Pour son deuxième album, le contrebassiste Laurent Larcher a réunit deux musiciens originaires des îles, comme lui, (Laurent Larcher et Mario Canonge de la Martinique et Tony Rabeson de Madagascar) que l'on connait pour avoir joué avec Ultramarine ou Texier.

Ce cd est le cd de Laurent Larcher, le contrebassiste: il se met en avant, plus qu'un contrebassiste accompagnateur, mais sans excès s'entend. On peut même croire qu'il revendique cette position car il est le compositeur de tous les morceaux du cd et on l'entend souvent: en intro de pièces, aux chorus, au pizzicati, à l'archet, en solide accompagnateur. Ce n'est pas un mal, au contraire, Larcher est un styliste de l'instrument de haut niveau. Avec Canonge et Rabeson, il s'est entouré de compagnons solides et de confiance, avec qui il a probablement lié de très bonnes relations par le passé.

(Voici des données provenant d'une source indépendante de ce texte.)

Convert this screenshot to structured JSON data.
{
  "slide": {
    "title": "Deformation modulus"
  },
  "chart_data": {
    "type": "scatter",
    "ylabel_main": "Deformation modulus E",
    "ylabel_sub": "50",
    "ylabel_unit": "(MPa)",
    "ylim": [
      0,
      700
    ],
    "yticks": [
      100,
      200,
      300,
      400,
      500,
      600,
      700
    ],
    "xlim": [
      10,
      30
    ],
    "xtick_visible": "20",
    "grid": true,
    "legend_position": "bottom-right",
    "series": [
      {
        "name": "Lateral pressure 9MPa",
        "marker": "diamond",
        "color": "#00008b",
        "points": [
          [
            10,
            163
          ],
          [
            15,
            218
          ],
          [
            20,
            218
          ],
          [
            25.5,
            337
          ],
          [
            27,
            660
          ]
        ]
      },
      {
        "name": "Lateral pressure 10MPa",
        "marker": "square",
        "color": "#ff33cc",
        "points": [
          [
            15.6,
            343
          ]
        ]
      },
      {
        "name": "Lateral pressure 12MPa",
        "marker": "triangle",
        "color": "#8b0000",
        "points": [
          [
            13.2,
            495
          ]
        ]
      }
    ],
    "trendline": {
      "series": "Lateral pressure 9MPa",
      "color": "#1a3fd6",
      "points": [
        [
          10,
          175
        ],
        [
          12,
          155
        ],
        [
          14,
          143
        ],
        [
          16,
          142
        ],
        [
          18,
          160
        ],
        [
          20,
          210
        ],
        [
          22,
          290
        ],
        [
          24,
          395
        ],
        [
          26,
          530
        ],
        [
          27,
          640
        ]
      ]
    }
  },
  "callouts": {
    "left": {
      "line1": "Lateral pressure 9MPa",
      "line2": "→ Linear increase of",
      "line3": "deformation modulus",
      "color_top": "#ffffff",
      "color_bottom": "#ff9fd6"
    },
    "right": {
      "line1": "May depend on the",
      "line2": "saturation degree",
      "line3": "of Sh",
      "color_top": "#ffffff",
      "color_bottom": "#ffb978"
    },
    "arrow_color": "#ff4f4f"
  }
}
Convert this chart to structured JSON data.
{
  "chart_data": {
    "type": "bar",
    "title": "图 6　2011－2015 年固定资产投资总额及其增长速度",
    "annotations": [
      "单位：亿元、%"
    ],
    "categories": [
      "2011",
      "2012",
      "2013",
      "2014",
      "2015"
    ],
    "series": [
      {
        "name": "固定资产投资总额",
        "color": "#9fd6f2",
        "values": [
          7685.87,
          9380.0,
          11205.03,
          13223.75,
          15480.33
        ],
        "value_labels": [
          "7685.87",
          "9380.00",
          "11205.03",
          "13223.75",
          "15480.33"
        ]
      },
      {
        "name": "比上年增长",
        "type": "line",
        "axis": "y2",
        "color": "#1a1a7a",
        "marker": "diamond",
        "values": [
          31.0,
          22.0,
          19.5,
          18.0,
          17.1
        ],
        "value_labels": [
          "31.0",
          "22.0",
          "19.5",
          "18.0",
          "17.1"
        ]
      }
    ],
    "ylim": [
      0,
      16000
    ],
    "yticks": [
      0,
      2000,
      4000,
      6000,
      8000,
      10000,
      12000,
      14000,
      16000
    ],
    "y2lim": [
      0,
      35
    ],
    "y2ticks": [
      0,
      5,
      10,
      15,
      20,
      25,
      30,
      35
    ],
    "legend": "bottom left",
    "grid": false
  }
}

A vrai dire, l'album est de bonne facture et bien joué. Le trio nous épargne les stigmates folkloriques de leur origines caribéennes, chaloupées à l'excès et bien trop souvent ressassées par le passé dans le jazz. Il faut dire que la présence de Canonge, superbe sur « Book et misères » et Rabeson, deux musiciens très appréciés dans le monde jazz, y est pour beaucoup. Les compositions sont de bonne qualité et variées. On passe du lourd coltranien « Rising » (par ce titre, faut il y voir un clin d'œil ou hommage à « Giant Steps »?), à un « Eternal » straight et enlevé, à des ballades agréables - comme « Night Hope » au tempo up et la classieuse « Mirror of my soul », au boogaloo-blues de « Book et Misères » et du très réussi « So Far So Good », au tango de « Teresa » , qui, joué à l'archet, rappelle « La Rua Madureira » du regretté Nino Ferrer, et d'autres pièces mélodieuses, aux entournures classiques parfois enveloppées d'un halo biguine provenant du jeu de Canonge. Malgré cela, une bonne densité instrumentale et une production musicale tout à fait correcte, l'engouement et la qualité des musiciens, il reste un arrière-gout de « trop classique », ponctué d'un manque de contraste et de points culminants dans le jeu du groupe.